Wow, going personal already?
So yes, if one considers socialized medicine as a Socially Liberal issue (as I do) support for it runs diectly counter to Fiscal Conservatism.
Which illustrates pretty well how fluid and complex the language of political and ideological differences has become. Essentially we’re defining ourselves and each other by simplistic labels that really don’t express how close together or wide apart we can be on specific issues.
Talk to someone who respects your kind.
Leaving off the part where he’s now on welfare until he can find a new job.
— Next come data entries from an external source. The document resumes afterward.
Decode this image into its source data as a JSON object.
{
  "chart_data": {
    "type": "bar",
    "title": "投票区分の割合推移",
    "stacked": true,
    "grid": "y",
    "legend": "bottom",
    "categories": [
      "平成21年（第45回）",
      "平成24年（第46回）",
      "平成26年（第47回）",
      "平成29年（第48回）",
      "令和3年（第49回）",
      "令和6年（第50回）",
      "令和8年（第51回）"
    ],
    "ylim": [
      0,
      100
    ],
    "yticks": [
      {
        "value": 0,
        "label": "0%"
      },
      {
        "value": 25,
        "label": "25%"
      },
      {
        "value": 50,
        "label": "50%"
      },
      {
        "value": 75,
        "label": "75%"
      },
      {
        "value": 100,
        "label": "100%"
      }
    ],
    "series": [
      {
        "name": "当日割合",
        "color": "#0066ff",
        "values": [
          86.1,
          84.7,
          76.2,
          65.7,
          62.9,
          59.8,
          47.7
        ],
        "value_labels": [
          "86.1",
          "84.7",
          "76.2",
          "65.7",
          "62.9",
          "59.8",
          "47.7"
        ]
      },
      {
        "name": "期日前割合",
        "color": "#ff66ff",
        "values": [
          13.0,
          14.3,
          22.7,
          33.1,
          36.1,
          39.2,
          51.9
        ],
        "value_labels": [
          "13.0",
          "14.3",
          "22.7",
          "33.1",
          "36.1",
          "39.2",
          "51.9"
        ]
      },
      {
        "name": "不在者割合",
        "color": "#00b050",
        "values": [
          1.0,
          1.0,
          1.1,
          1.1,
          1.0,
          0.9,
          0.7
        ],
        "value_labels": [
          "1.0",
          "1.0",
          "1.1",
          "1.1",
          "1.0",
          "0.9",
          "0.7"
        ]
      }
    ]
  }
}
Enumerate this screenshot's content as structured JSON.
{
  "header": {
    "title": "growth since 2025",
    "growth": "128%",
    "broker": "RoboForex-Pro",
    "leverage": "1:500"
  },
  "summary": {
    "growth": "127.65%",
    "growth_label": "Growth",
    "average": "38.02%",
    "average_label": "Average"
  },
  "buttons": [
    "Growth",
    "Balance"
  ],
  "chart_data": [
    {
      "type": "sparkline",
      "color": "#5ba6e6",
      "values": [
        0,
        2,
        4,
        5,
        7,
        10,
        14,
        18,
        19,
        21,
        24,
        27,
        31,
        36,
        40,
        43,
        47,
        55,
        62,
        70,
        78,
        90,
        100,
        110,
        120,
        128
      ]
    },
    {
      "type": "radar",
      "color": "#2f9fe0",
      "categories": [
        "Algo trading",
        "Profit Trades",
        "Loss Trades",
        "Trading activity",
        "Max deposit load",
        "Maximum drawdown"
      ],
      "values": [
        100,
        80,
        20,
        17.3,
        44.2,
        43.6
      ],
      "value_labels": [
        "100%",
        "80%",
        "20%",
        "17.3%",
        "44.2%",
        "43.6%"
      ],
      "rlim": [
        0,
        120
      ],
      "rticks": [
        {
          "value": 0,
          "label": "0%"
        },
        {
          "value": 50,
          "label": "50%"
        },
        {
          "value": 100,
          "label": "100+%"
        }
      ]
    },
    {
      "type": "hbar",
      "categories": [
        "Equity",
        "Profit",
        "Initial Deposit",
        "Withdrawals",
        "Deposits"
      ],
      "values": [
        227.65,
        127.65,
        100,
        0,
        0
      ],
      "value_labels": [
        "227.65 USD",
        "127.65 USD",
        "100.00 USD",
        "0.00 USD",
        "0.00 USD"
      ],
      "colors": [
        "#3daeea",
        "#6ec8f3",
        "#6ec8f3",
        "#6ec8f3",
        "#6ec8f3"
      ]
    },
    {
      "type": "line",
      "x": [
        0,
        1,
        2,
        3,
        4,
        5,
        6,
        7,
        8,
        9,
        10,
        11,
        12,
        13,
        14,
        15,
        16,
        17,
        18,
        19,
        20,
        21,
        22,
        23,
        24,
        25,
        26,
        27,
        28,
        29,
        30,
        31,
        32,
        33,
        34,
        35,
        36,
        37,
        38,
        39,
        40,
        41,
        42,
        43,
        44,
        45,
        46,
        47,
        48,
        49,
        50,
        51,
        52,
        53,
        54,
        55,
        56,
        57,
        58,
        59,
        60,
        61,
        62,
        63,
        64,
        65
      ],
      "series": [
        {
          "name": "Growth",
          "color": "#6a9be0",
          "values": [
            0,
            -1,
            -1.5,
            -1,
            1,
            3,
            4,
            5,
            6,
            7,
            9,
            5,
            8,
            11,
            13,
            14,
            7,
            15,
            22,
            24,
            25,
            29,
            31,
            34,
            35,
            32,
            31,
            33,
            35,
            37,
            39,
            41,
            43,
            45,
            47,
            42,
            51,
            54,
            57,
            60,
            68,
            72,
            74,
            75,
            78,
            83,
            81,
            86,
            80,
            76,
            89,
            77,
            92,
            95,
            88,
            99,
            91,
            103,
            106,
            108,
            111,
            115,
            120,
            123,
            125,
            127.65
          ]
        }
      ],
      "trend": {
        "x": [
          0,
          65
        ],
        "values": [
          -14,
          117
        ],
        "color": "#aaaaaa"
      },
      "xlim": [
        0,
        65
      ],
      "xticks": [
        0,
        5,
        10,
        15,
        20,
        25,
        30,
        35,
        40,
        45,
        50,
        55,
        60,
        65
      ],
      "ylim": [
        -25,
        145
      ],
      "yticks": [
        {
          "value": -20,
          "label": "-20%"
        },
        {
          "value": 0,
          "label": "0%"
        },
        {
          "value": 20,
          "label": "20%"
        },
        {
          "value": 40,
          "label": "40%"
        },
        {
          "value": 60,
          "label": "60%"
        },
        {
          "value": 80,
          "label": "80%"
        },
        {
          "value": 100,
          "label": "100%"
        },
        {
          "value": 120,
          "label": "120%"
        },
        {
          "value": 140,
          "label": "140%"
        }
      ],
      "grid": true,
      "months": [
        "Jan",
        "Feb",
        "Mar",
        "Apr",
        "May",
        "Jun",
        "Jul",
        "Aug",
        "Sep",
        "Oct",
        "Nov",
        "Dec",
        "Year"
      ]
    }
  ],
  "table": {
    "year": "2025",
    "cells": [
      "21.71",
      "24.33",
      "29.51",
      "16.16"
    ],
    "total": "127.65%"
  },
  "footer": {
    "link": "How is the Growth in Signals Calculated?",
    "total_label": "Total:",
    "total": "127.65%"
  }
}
Which given his new notariety may be a long time.
Are you under the impression that FR is no longer conservative and is now libertarian, and so we conservatives cannot challenge what is presented in this article of how Millennials are too liberal for conservatism and are more liberation?
This is what we see from liberals, rinos, romneybots, Paulites, and libertarians, that now the conservatives at this conservative site, are the problem.
Social liberalism only creates more liberal voters and reduces the pool of conservative voters.
LOL, purely personal.
The bottom line is very few companies will employ those that use drugs, their insurance companies would charge double.
The reason companies can’t fill jobs is they can’t find job seekers that can pass a whiz-quiz.
All we have to do is look at which lever Millennials pull when they are in the voting booth, and it isn’t against the left.
That is the libertarian argument, for us to join the left in social liberalism, and the parties fight over taxes, which is very close to the traditional rino position.